The RBI (Reserve Bank of India) is taking a hard look at the neobank business model where fintechs plug into a conventional bank’s network and become customer-facing banking service providers.
- The concern is that the digital model business can scale up very fast and could grow to be bigger than the underlying bank in terms of customers.
- Although neobank customers continue to be accountholders of the underlying bank, the only channel available to these users is the fintech-owned digital platform.
- A neobank is a kind of digital bank without any branches. Rather than being physically present at a specific location, neobanking is entirely online.
- Neobanks are financial institutions that give customers a cheaper alternative to traditional banks.
- They leverage technology and artificial intelligence to offer personalised services to customers while minimising operating costs.

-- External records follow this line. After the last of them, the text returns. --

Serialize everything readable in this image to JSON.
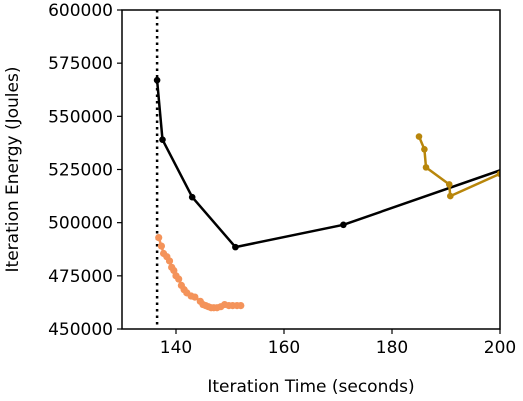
{
  "chart_data": {
    "type": "line",
    "title": "",
    "xlabel": "Iteration Time (seconds)",
    "ylabel": "Iteration Energy (Joules)",
    "xlim": [
      130,
      200
    ],
    "ylim": [
      450000,
      600000
    ],
    "x_ticks": [
      140,
      160,
      180,
      200
    ],
    "y_ticks": [
      450000,
      475000,
      500000,
      525000,
      550000,
      575000,
      600000
    ],
    "x_tick_labels": [
      "140",
      "160",
      "180",
      "200"
    ],
    "y_tick_labels": [
      "450000",
      "475000",
      "500000",
      "525000",
      "550000",
      "575000",
      "600000"
    ],
    "vline": {
      "x": 136.5,
      "style": "dotted",
      "color": "#000000"
    },
    "grid": false,
    "legend": "none",
    "series": [
      {
        "color": "#000000",
        "points": [
          [
            136.5,
            567000
          ],
          [
            137.5,
            539000
          ],
          [
            143,
            512000
          ],
          [
            151,
            488500
          ],
          [
            171,
            499000
          ],
          [
            205,
            529000
          ]
        ]
      },
      {
        "color": "#b8860b",
        "points": [
          [
            185,
            540500
          ],
          [
            186,
            534500
          ],
          [
            186.3,
            526000
          ],
          [
            190.6,
            518000
          ],
          [
            190.8,
            512500
          ],
          [
            200,
            523000
          ]
        ]
      },
      {
        "color": "#f4935a",
        "points": [
          [
            136.8,
            493000
          ],
          [
            137.3,
            489000
          ],
          [
            137.7,
            485500
          ],
          [
            138.3,
            484000
          ],
          [
            138.8,
            482000
          ],
          [
            139.2,
            479000
          ],
          [
            139.6,
            477500
          ],
          [
            140,
            475000
          ],
          [
            140.5,
            473500
          ],
          [
            141,
            470500
          ],
          [
            141.5,
            468500
          ],
          [
            142,
            467000
          ],
          [
            142.8,
            465500
          ],
          [
            143.5,
            465000
          ],
          [
            144.5,
            463000
          ],
          [
            145,
            461500
          ],
          [
            145.5,
            461000
          ],
          [
            146,
            460500
          ],
          [
            146.5,
            460000
          ],
          [
            147,
            460000
          ],
          [
            147.6,
            460000
          ],
          [
            148.3,
            460500
          ],
          [
            149,
            461500
          ],
          [
            149.8,
            461000
          ],
          [
            150.5,
            461000
          ],
          [
            151.3,
            461000
          ],
          [
            152,
            461000
          ]
        ]
      }
    ]
  }
}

- Neobanks entered the financial system with the tag of ‘challenger banks’ because they challenged the complex infrastructure and client onboarding process of traditional banks.
- In India, these firms don’t have a bank licence of their own but rely on bank partners to offer licensed services.
- That’s because the RBI doesn’t allow banks to be 100% digital yet.
- The RBI remains resolute in prioritising banks’ physical presence, and has spoken about the need for digital banking service providers to have some physical presence as well.
- RazorpayX, Jupiter, Niyo, Open,etc are the examples of top Neobanks of India.